Para mais exemplos de por que sua mãe diria para não sair com mortos-vivos, leia também The Food in the Basement, de Laura Davy.
Sixty Years in the Women’s Province, Benjanun Sriduangkaew (GigaNotoSaurus, 9.234 palavras) – História, da juventude até a velhice, de uma mulher que habita um mundo alternativo, de onde às vezes abrem-se portais para Hong Kong. Nesse mundo nascem apenas mulheres, e a concepção se faz pela água de um rio. Boa oportunidade para conhecer o trabalho de Benjanun Sriduangkaew, uma escritora tailandesa que tem alcançado cada vez mais reconhecimento.
Republicações
Chambered Nautilus, Élisabeth Vonarburg (Strange Horizons, 11.590 palavras) – Outra obra de uma escritora fora do eixo americano, a franco-canadense Vonarburg, que escreve em francês. A protagonista desta noveleta é uma viajante compulsiva, que espera encontrar um lugar não apenas distinto, mas profundamente diferente. Detalhe: suas viagens acontecem por universos paralelos. Como muitas boas histórias de ficção científica, começa com uma premissa extremamente irreal, mas caminha na direção de uma conclusão universalmente humana. Inclui doppelgangers mutantes e gramáticas de outros mundos.

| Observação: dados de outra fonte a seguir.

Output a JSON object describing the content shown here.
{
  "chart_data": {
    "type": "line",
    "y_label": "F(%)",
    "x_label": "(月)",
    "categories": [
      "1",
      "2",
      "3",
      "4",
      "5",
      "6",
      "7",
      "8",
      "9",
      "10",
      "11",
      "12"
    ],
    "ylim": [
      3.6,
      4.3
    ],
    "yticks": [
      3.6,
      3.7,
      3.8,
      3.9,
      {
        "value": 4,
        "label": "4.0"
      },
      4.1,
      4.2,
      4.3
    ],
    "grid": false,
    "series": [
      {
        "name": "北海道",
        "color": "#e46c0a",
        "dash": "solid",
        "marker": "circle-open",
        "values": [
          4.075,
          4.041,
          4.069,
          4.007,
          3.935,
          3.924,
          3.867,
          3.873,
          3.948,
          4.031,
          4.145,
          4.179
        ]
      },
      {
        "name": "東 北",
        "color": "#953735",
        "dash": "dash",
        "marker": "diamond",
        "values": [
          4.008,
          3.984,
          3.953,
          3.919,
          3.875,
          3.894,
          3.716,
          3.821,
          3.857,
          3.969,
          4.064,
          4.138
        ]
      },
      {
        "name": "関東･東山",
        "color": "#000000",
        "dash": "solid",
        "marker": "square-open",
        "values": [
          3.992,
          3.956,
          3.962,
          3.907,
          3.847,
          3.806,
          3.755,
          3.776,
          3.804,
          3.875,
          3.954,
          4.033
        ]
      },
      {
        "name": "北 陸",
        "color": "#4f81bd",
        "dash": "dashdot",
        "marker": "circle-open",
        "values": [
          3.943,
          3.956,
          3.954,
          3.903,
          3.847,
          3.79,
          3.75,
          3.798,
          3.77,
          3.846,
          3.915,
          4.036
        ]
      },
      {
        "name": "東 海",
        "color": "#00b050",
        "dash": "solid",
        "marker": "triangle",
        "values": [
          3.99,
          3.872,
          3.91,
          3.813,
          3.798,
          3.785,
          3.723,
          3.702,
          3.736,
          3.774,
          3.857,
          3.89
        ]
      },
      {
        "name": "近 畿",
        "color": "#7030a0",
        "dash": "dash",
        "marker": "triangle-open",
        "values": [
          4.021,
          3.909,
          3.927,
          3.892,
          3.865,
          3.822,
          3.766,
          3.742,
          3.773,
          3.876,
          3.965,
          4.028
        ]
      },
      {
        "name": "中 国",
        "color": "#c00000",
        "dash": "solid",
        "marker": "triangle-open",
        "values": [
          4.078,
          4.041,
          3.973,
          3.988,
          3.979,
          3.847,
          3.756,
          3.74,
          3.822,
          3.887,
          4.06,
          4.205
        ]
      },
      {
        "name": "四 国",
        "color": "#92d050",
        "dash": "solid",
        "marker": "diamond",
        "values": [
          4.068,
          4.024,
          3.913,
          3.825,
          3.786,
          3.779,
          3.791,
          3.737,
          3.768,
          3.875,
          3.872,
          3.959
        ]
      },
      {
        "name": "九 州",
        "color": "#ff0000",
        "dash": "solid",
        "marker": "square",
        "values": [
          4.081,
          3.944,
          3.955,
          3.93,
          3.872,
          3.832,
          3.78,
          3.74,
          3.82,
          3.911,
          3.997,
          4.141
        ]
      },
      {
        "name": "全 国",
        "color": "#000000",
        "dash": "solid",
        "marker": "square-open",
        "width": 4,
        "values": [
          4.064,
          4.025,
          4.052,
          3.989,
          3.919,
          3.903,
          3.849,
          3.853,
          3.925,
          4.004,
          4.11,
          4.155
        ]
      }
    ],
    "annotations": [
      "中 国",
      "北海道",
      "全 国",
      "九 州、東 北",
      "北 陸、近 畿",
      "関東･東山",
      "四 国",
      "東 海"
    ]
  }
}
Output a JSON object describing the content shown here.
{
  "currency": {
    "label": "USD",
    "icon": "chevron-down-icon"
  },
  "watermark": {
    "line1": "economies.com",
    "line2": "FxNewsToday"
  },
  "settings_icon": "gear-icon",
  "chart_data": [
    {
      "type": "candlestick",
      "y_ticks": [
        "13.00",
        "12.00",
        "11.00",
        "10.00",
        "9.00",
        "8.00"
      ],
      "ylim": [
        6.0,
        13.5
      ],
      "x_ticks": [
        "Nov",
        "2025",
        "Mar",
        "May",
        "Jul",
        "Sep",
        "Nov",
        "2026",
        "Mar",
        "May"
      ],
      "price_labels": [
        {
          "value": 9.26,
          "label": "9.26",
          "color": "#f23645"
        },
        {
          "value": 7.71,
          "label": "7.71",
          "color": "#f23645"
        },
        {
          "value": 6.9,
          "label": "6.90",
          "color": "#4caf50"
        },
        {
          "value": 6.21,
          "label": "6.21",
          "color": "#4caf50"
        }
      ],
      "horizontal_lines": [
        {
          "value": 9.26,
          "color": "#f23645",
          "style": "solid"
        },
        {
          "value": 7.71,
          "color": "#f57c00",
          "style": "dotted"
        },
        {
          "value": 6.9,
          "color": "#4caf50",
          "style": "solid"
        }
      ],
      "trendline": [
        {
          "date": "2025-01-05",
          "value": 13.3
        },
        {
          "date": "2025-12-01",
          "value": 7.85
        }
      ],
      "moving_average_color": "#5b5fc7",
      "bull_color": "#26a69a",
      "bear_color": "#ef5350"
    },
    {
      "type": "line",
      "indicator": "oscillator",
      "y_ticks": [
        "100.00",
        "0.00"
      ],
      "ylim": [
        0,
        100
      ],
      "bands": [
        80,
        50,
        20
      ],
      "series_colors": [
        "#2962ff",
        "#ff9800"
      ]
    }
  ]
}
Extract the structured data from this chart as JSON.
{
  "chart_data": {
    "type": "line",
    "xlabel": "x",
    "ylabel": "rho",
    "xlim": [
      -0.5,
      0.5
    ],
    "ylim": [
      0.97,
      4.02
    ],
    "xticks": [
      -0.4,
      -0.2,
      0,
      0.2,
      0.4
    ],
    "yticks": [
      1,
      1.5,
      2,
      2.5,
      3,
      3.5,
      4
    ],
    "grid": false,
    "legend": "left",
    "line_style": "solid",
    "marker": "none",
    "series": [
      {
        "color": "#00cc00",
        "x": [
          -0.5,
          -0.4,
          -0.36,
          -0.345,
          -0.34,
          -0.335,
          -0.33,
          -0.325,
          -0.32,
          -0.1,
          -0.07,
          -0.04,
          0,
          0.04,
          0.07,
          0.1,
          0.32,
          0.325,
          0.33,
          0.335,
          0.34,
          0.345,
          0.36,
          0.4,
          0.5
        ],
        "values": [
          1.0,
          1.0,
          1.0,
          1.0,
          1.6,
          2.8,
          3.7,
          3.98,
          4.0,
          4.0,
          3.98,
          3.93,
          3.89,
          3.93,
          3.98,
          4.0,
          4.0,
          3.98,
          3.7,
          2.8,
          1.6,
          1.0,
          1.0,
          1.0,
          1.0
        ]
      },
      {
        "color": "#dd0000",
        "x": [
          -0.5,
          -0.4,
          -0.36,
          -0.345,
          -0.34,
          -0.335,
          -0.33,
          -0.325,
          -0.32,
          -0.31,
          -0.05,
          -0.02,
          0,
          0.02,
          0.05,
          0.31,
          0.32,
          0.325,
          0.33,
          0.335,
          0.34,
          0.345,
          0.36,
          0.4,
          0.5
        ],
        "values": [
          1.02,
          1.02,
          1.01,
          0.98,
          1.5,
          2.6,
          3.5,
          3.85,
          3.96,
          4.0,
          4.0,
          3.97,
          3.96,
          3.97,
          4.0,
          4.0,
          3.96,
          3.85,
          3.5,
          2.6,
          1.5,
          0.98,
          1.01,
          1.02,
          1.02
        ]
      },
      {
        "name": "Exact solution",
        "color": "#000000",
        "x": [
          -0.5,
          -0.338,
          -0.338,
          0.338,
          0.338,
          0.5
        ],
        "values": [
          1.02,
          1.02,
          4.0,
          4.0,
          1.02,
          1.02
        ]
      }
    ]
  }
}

The Very Pulse of the Machine, Michael Swanwick (Galaxy’s Edge, 6.609 palavras) – Talvez você já tenha visto recentemente a história de uma astronauta, com problemas de autoconfiança, que sofre um acidente numa missão espacial e delira ao tentar voltar para casa. O conto de Swanwick pode não ter a beleza do filme de Cuarón, mas tem a audácia criativa característica do escritor, reconhecida com o Hugo de 1999. Como o início do conto pode ser um pouco difícil de decifrar, adianto uma dica: o enxofre é triboelétrico.
The Halfway House at the Heart of Darkness, William Browning Spencer (Clarkesworld, 5.582 palavras) – Neste conto de 1998, a tecnologia de realidade virtual alcançou o nível, tão temido quanto desejado, das simulações mais que perfeitas. Spencer imagina, por exemplo, um jogo chamado “Apes and Angels”, no qual o jogador começaria na lama da “Ilha da Libido” e evoluiria até o estado beatífico dos anjos. Uma visão convincente sobre o vício e o consumismo, que antecipa as obsessões do Farmville e de World of Warcraft, e faz outros relatos semelhantes mostrarem seus pixels estourados.
1. Me conquistou no primeiro parágrafo! We have a badass out here!
2. Fui contaminado! Pra mim foi muito óbvio que viajaram para o passado a fim de tentarem incriminar alguém (Minority Report tem algo que vai por essa linha) e que Terra 5-0 seria uma forma de identificar o planeta e a época de origem do personagem.
3. Vou ler e escrever sobre O Louco De Palestra (Vanessa Barbara, direitos reservados) só pra linkar na tua referência ao livro.
Quero ler tudo. Só senti falta das dicas de não ficção, que leio religiosamente na Berbadette.